Summarize BTC- based loan opportunities
BTC-based loans are still in the early stages, and there are not many large institutional lending institutions actively involved. The demand for cash in the digital asset market is high and seems to be growing. Because of this imbalance, cash lending rates may remain at a fairly high level until there is more supply, and yield opportunities may be more attractive than credit opportunities in traditional markets. Lenders who choose to participate ultimately need to be familiar with Bitcoin's infrastructure to properly manage the volatility and escrow risks in this area.
We will continue to update Blocking; if you have any questions or suggestions, please contact us!
Was this article helpful?
93 out of 132 found this helpful
Related articles
- SpaceX also engages in IEO? Musk is forced
- How to develop a "no coin" public chain?

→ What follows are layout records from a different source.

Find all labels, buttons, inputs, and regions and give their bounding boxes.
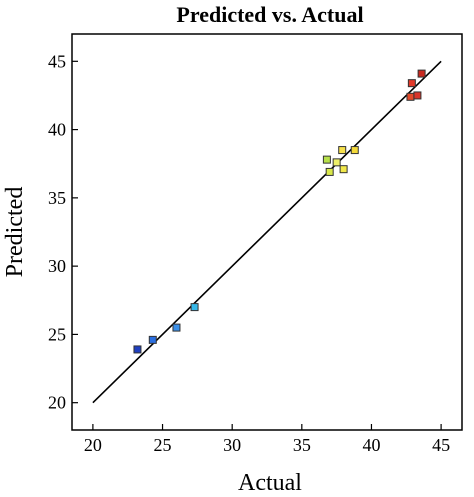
x-tick-label: 35 bbox=[293, 435, 311, 455]
y-tick-label: 20 bbox=[48, 393, 66, 413]
data-point bbox=[339, 165, 348, 174]
data-point bbox=[133, 345, 142, 354]
data-point bbox=[417, 69, 426, 78]
y-tick-label: 40 bbox=[48, 120, 66, 140]
x-tick-label: 40 bbox=[362, 435, 380, 455]
data-point bbox=[338, 146, 347, 155]
data-points bbox=[133, 69, 426, 354]
x-tick-label: 30 bbox=[223, 435, 241, 455]
x-axis-title: Actual bbox=[238, 470, 302, 496]
data-point bbox=[322, 155, 331, 164]
data-point bbox=[190, 303, 199, 312]
x-tick-label: 20 bbox=[84, 435, 102, 455]
data-point bbox=[413, 91, 422, 100]
data-point bbox=[406, 92, 415, 101]
plot-frame bbox=[71, 33, 463, 431]
data-point bbox=[350, 146, 359, 155]
y-axis-title: Predicted bbox=[2, 187, 28, 278]
data-point bbox=[407, 79, 416, 88]
y-tick-label: 35 bbox=[48, 188, 66, 208]
x-tick-label: 25 bbox=[154, 435, 172, 455]
data-point bbox=[148, 335, 157, 344]
y-tick-label: 30 bbox=[48, 256, 66, 276]
x-tick-label: 45 bbox=[432, 435, 450, 455]
reference-line-group bbox=[92, 60, 442, 404]
data-point bbox=[172, 323, 181, 332]
axis-ticks: 20 25 30 35 40 45 20 25 30 35 40 45 bbox=[48, 51, 450, 455]
data-point bbox=[325, 167, 334, 176]
data-point bbox=[332, 158, 341, 167]
chart-title: Predicted vs. Actual bbox=[176, 2, 363, 27]
y-tick-label: 45 bbox=[48, 51, 66, 71]
reference-line bbox=[92, 60, 442, 404]
y-tick-label: 25 bbox=[48, 324, 66, 344]
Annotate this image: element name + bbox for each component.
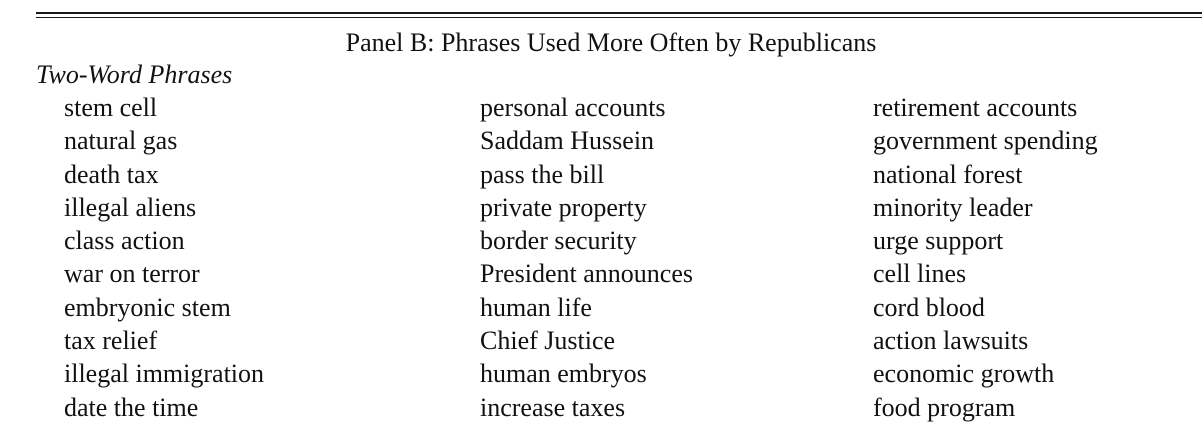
phrase-item: illegal aliens (64, 192, 197, 222)
phrase-item: government spending (873, 126, 1098, 156)
phrase-item: action lawsuits (873, 326, 1029, 356)
panel-title: Panel B: Phrases Used More Often by Repu… (345, 28, 877, 57)
phrase-item: death tax (64, 159, 159, 189)
phrase-column-2: personal accounts Saddam Hussein pass the … (480, 91, 693, 424)
phrase-item: retirement accounts (873, 93, 1078, 122)
phrase-item: pass the bill (480, 159, 605, 189)
phrase-item: increase taxes (480, 392, 626, 422)
phrase-item: human life (480, 292, 592, 322)
phrase-item: tax relief (64, 326, 158, 356)
phrase-item: class action (64, 226, 185, 256)
phrase-item: embryonic stem (64, 292, 231, 322)
phrase-item: cord blood (873, 292, 985, 322)
phrase-item: private property (480, 192, 647, 222)
phrase-item: personal accounts (480, 93, 666, 122)
phrase-column-1: stem cell natural gas death tax illegal ali… (64, 91, 264, 424)
phrase-item: Chief Justice (480, 326, 616, 356)
phrase-item: urge support (873, 226, 1004, 256)
phrase-item: food program (873, 392, 1016, 422)
section-heading: Two-Word Phrases (36, 60, 233, 89)
phrase-item: stem cell (64, 93, 158, 122)
phrase-item: war on terror (64, 259, 200, 289)
phrase-column-3: retirement accounts government spending na… (873, 91, 1098, 424)
top-double-rule-upper (36, 12, 1202, 14)
phrase-item: natural gas (64, 126, 178, 156)
phrase-item: border security (480, 226, 637, 256)
phrase-item: date the time (64, 392, 199, 422)
phrase-item: minority leader (873, 192, 1033, 222)
phrase-item: Saddam Hussein (480, 126, 655, 156)
top-double-rule-lower (36, 17, 1202, 18)
phrase-item: President announces (480, 259, 694, 289)
phrase-item: economic growth (873, 359, 1055, 389)
phrase-item: cell lines (873, 259, 967, 289)
phrase-item: human embryos (480, 359, 647, 389)
phrase-item: illegal immigration (64, 359, 265, 389)
phrase-item: national forest (873, 159, 1023, 189)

- QKL123 market analysis | Federal Reserve cut interest rates as scheduled, safe-haven assets fluctuate (1031)
- The German Banking Association published a paper calling for the establishment of a programmable digital euro
- Top 10 DeFi Big Chain Life
- Everything you want to know: details of the first disclosure of Bitcoin options on the Chicago Mercantile Exchange
- This man knows cryptocurrency better than Zuckerberg.